Pak Arbain Rambey menjelaskan fotografi dari sisi human interest. Segala hal diceritakan oleh beliau. Mulai dari kiat-kiat menjadi street photographer hingga alat apa yang dibutuhkan oleh seorang fotografer profesional.
Pak Arbain Rambey menjelaskan fotografi dari sisi human interest. Segala hal diceritakan oleh beliau. Mulai dari kiat-kiat menjadi street photographer hingga alat apa yang dibutuhkan oleh seorang fotografer profesional.

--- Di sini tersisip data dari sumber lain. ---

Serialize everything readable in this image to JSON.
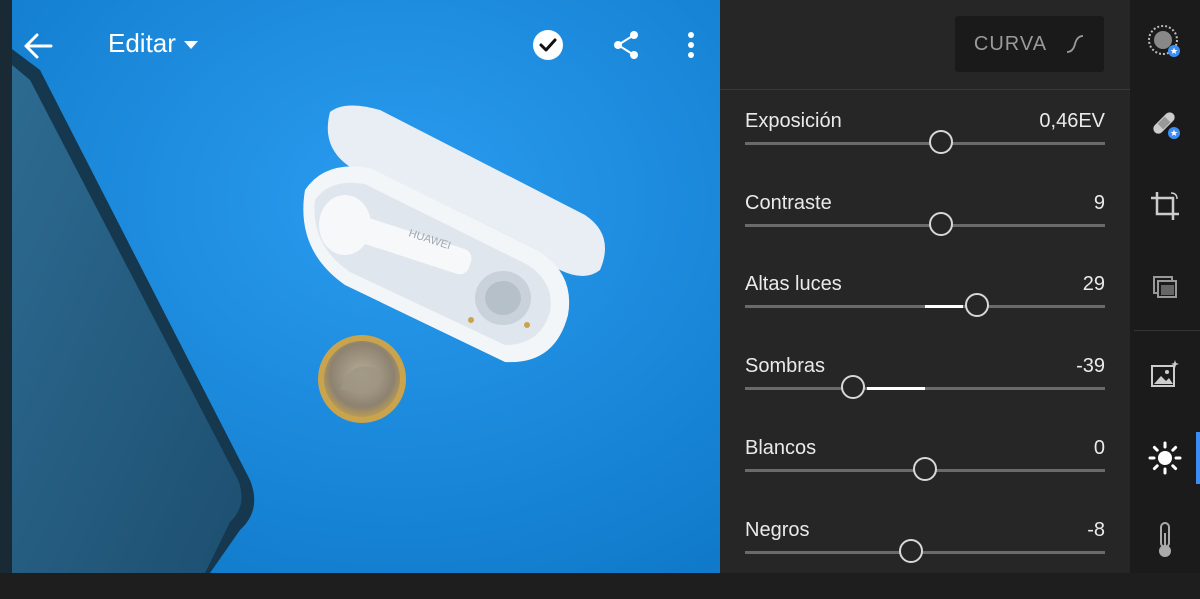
{
  "topbar": {
    "title": "Editar",
    "icons": {
      "back": "arrow-left-icon",
      "done": "check-circle-icon",
      "share": "share-icon",
      "more": "more-vertical-icon"
    }
  },
  "panel": {
    "curve_label": "CURVA",
    "adjustments": [
      {
        "label": "Exposición",
        "value": "0,46EV",
        "position": 0.545
      },
      {
        "label": "Contraste",
        "value": "9",
        "position": 0.545
      },
      {
        "label": "Altas luces",
        "value": "29",
        "position": 0.645
      },
      {
        "label": "Sombras",
        "value": "-39",
        "position": 0.3
      },
      {
        "label": "Blancos",
        "value": "0",
        "position": 0.5
      },
      {
        "label": "Negros",
        "value": "-8",
        "position": 0.46
      }
    ]
  },
  "toolbar": {
    "tools": [
      "selective-edit-icon",
      "healing-icon",
      "crop-icon",
      "presets-icon",
      "auto-icon",
      "light-icon",
      "color-temperature-icon"
    ],
    "active": "light-icon"
  },
  "photo_text": {
    "brand": "HUAWEI"
  },
  "colors": {
    "accent": "#3b8ef5",
    "panel_bg": "#262626",
    "photo_bg": "#1a8fe0"
  }
}
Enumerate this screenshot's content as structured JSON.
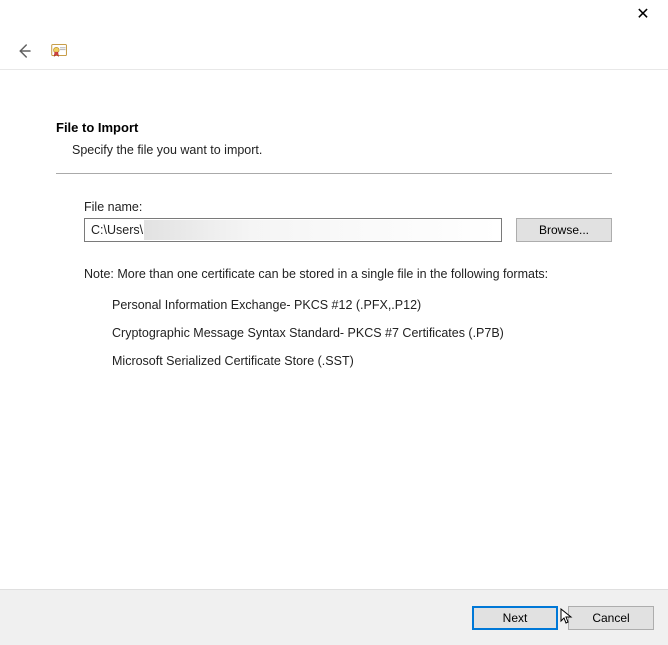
{
  "titlebar": {
    "close_glyph": "✕"
  },
  "header": {
    "title": "File to Import",
    "subtitle": "Specify the file you want to import."
  },
  "file": {
    "label": "File name:",
    "value": "C:\\Users\\",
    "browse_label": "Browse..."
  },
  "note": {
    "intro": "Note:  More than one certificate can be stored in a single file in the following formats:",
    "formats": [
      "Personal Information Exchange- PKCS #12 (.PFX,.P12)",
      "Cryptographic Message Syntax Standard- PKCS #7 Certificates (.P7B)",
      "Microsoft Serialized Certificate Store (.SST)"
    ]
  },
  "footer": {
    "next_label": "Next",
    "cancel_label": "Cancel"
  }
}
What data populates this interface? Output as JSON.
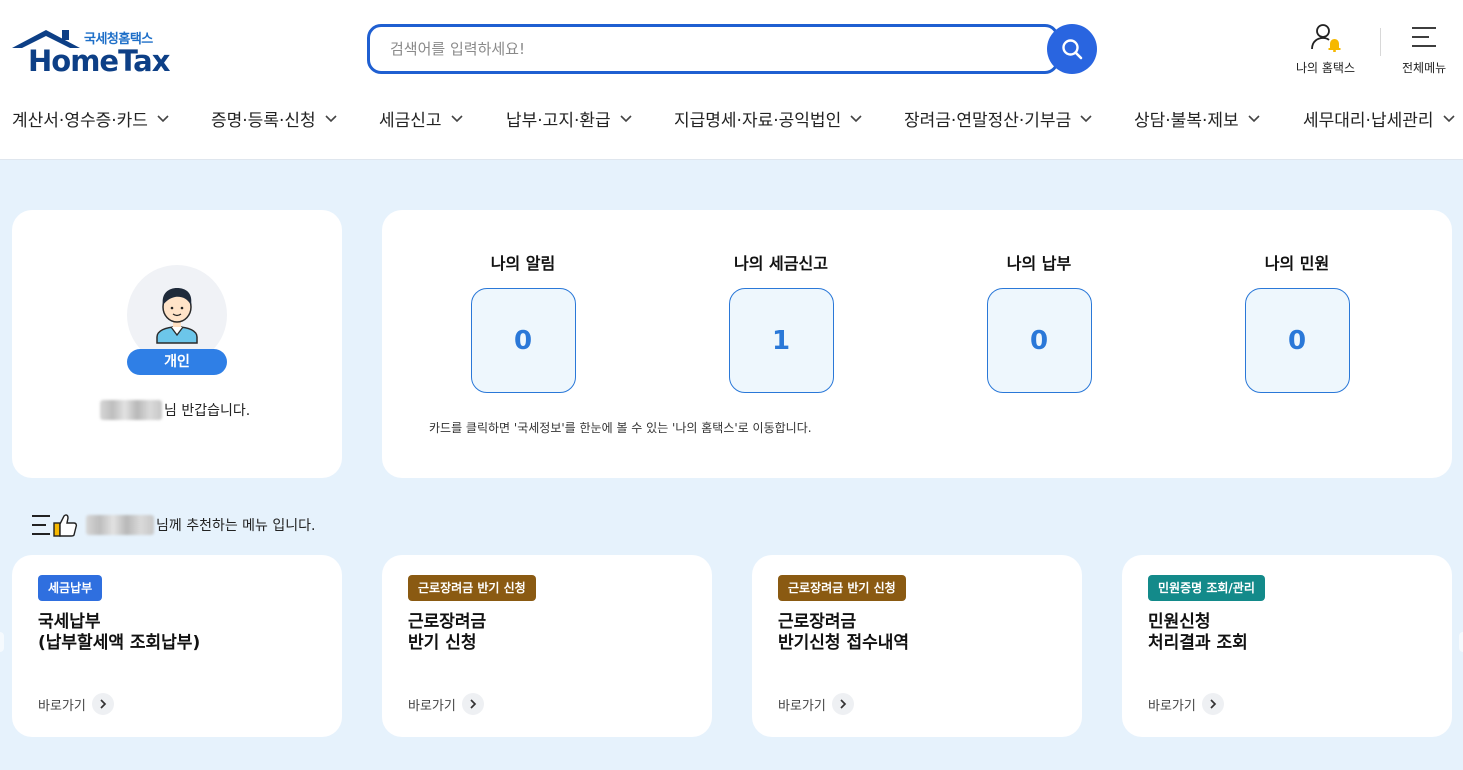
{
  "brand": {
    "sub": "국세청홈택스",
    "main": "HomeTax"
  },
  "search": {
    "placeholder": "검색어를 입력하세요!"
  },
  "top_icons": {
    "my_hometax": "나의 홈택스",
    "all_menu": "전체메뉴"
  },
  "gnb": [
    "계산서·영수증·카드",
    "증명·등록·신청",
    "세금신고",
    "납부·고지·환급",
    "지급명세·자료·공익법인",
    "장려금·연말정산·기부금",
    "상담·불복·제보",
    "세무대리·납세관리"
  ],
  "profile": {
    "badge": "개인",
    "greeting_suffix": "님 반갑습니다."
  },
  "stats": {
    "items": [
      {
        "title": "나의 알림",
        "value": "0"
      },
      {
        "title": "나의 세금신고",
        "value": "1"
      },
      {
        "title": "나의 납부",
        "value": "0"
      },
      {
        "title": "나의 민원",
        "value": "0"
      }
    ],
    "note": "카드를 클릭하면 '국세정보'를 한눈에 볼 수 있는 '나의 홈택스'로 이동합니다."
  },
  "recommend": {
    "suffix": "님께 추천하는 메뉴 입니다."
  },
  "menu_cards": [
    {
      "tag": "세금납부",
      "tag_color": "#2f6fdf",
      "line1": "국세납부",
      "line2": "(납부할세액 조회납부)",
      "go": "바로가기"
    },
    {
      "tag": "근로장려금 반기 신청",
      "tag_color": "#8a5a12",
      "line1": "근로장려금",
      "line2": "반기 신청",
      "go": "바로가기"
    },
    {
      "tag": "근로장려금 반기 신청",
      "tag_color": "#8a5a12",
      "line1": "근로장려금",
      "line2": "반기신청 접수내역",
      "go": "바로가기"
    },
    {
      "tag": "민원증명 조회/관리",
      "tag_color": "#138a8a",
      "line1": "민원신청",
      "line2": "처리결과 조회",
      "go": "바로가기"
    }
  ]
}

Banyak poin yang baru aku ketahui selepas mengikuti workshop tersebut. Ternyata, fotografi itu bebas tapi terikat dengan kode etik. Selama ini, ketika aku ingin mengambil gambar orang di jalan begitu saja, takut jika aku tertuntut, dimarahi, atau terjerat hukum. Tapi kata beliau, seharusnya kita tidak merasa begitu, “free saja lah buat kita yang ingin memotret segala sesuatu, kecuali hal-hal yang menyinggung yang bersangkutan, menghina, atau sengaja ingin menyelakai. Sudah pasti hukum mengintai kita. Pada dasarnya tapi kita bebas kok. Gak usah izin kalau ingin memotret orang, di pasar misalnya, natural saja, langsung jepret!” Kata Pak Arbain Rambey.
Berikut adalah beberapa poin yang aku dapatkan dari Pak Arbain Rambey tentang street photography;
Berikut adalah beberapa poin yang aku dapatkan dari Pak Arbain Rambey tentang street photography;
- Street Photography menonjolkan sisi human interest atau ketertarikan terhadap emosi manusia. Human interest didapat karena manusia senang melihat emosi atau tingkah manusia lain.
- Foto human interest dapat dibuat-buat atau direkayasa untuk memperoleh emosi penikmat fotonya. Banyak contoh human interest photography luar negeri yang hasil rekayasa, atau bukan kejadian asli. Yang terpenting bisa memunculkan emosi penikmat foto.
- Street Photography juga harus memperhatikan kode etik fotografer.
Workshop hari itu, memberi kesempatan bagi seluruh peserta untuk hunting foto sesuai dengan materi yang disampaikan oleh Pak Arbain Rambey. Akan ada hadiah bagi dua foto terbaik.
Aku dan dua temanku langsung memburu momen. Sialnya, aku saat itu tidak membawa kamera. Canon 70d-ku masih diperbaiki di Datascript Surabaya. Lebih sial lagi, selulerku pun juga sedang diperbaiki saat itu di Iphone Care Center Surabaya. Karena tidak ada kamera, aku mengantre kamera milik temanku.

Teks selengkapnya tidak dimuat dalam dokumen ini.